01:13:55 Discussion on Prompt #2

Attendee #5:

I just wanted to share something I picked up today in class at the Qalam Seminary.

We were going over Surah Yusuf, particularly when Allah (SWT) was talking to Yusuf A.S. and telling him that we planned this for you. This whole idea of we’ve sent you to Yusuf A.S. and we have established you in that land; it was planned by Allah (SWT).

I want to talk about the relationship between human effort, the effort we put in, and reliance on God. These are things we need to balance. This is something Sister was also touching on—how far you might feel from your goals and where you are now.

One thing we learned was that effort is what we can focus on. It’s our mode of salvation because it’s our Dean; it’s a win-win Dean. Whether or not we achieve the outcome, we still win; we still get the reward. Our religion isn’t like the car salesman who only earns commission if they sell a car. In our religion, it’s about the effort you put in, not the outcome.

So I wanted to get your perspective on this: when you set your goals, say as a 9-year-old, how much of that were you thinking? How has that analogy shaped where you are today?


Tahera Rahman:

That's exactly the mindset you need.

It’s also the model of Istikhara, right? You’re going to try your best, tie your camel, and then leave the rest in God's hands. That’s easier said than done, especially when you really want something and you're actively trying to get it. But reminding yourself of Allah's promise—that He will give you something better—is key.

I thought the best thing in the world would have been being on air right out of college, but He gave me something better. I now have a career, alhamdulillah, and I’m in a spot where people, Muslim or not, people of color or not, many strive to get to.
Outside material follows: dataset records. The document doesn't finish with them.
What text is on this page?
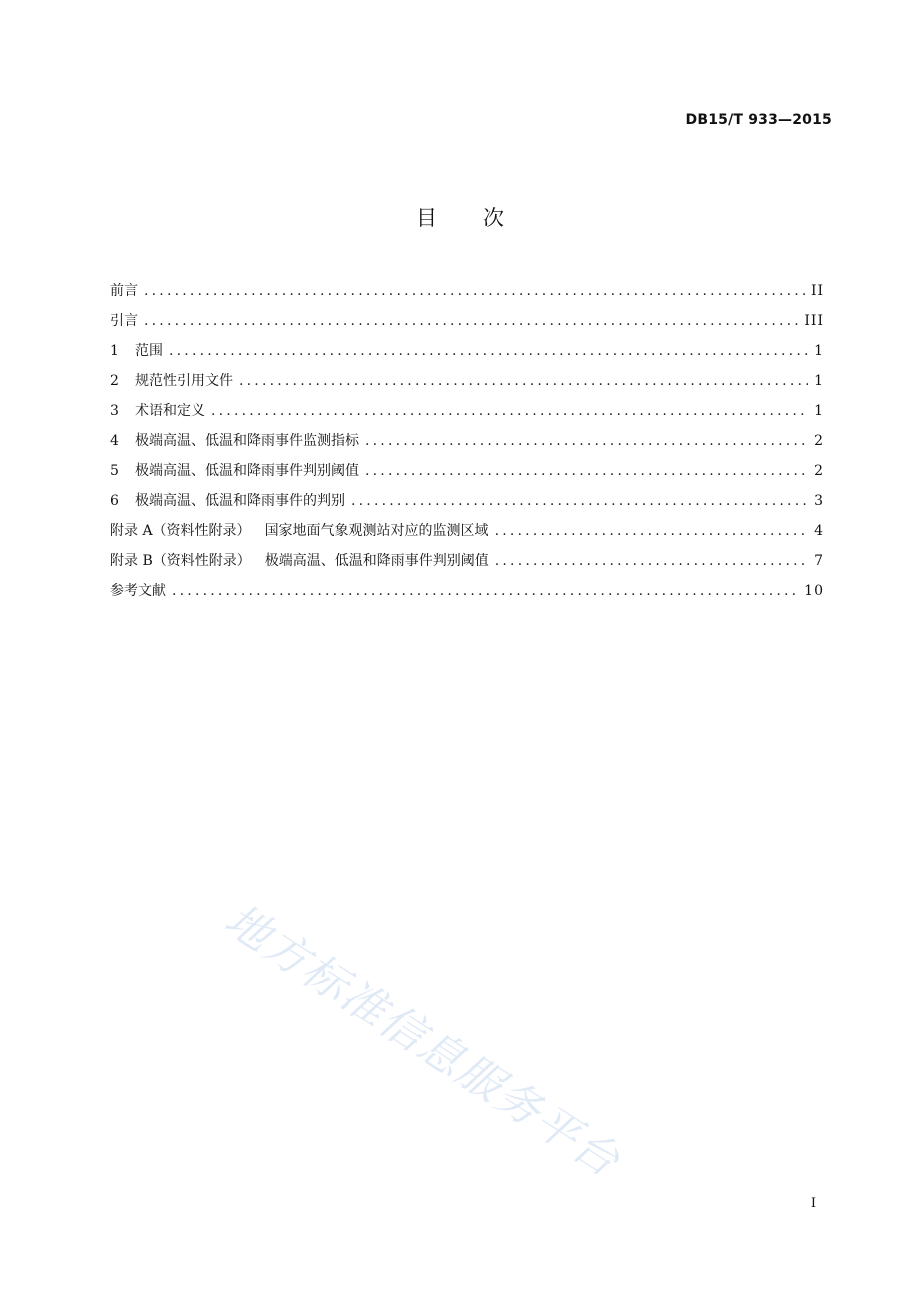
DB15/T 933—2015
目 次
前言 .....	II
引言 .....	III
1 范围 .....	1
2 规范性引用文件 .....	1
3 术语和定义 .....	1
4 极端高温、低温和降雨事件监测指标 .....	2
5 极端高温、低温和降雨事件判别阈值 .....	2
6 极端高温、低温和降雨事件的判别 .....	3
附录 A（资料性附录） 国家地面气象观测站对应的监测区域 .....	4
附录 B（资料性附录） 极端高温、低温和降雨事件判别阈值 .....	7
参考文献 .....	10
地方标准信息服务平台
I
I don’t think that would have been possible if I had sacrificed anything along the way or compromised my religion.

I had 100% certainty that whatever happened would be the best for me. I just had to trust that. That applies to all goals, like career goals, marital goals, anything like that. I can 100,000% vouch that committing to this concept has worked out for me in all aspects of my life.

SubhanAllah, just keep reminding yourself of this. It’s good that you’re going to classes that remind you of this, but if you’re not, you need to remind yourself. Allah’s plans are better than what we imagine, and sometimes that means taking an entirely different route than we expected.

If it wasn’t this, if it wasn’t TV reporting, He would have opened another path. But you just have to trust that this is the best path for you. Either way, we win, right? Because if we don’t achieve the goal, we gain Taqwa from it.


01:19:28 Closing Remarks

Kamran Kazmi:

Thank you, alhamdulillah for an amazing event.

Okay, so we were talking about their door, right? A few examples I forgot to mention earlier. Steve Jobs, before he was Steve Jobs, at 12 years old, he hit up the CEO of HP, he responded after being messaged.

Another example: Steven Spielberg. Does everyone know who Steven Spielberg is? World-famous movie director. He ended up getting off a tour car at Universal Studios, sneaking through a door, and telling everyone he was an intern. He just stayed there and became a ghost.

Tahera Rahman here did the same thing.

We would love for you to have a person in mind, reach out to them, tell them about your goals and what you are trying to do, even if that is Tahera Rahman.

We have an email that will go directly to her; taherarahmanxnuun@gmail.com.

Break down the THIRD door.

Disclaimer: Material published by Nuun Collective is meant to foster inquiry and rich discussion. The views, opinions, beliefs, or strategies represented in published media do not necessarily represent the views of Nuun Collective or any member thereof.​​​​​​​​​​​​​​​​

Note: This transcript has been slightly edited for readability.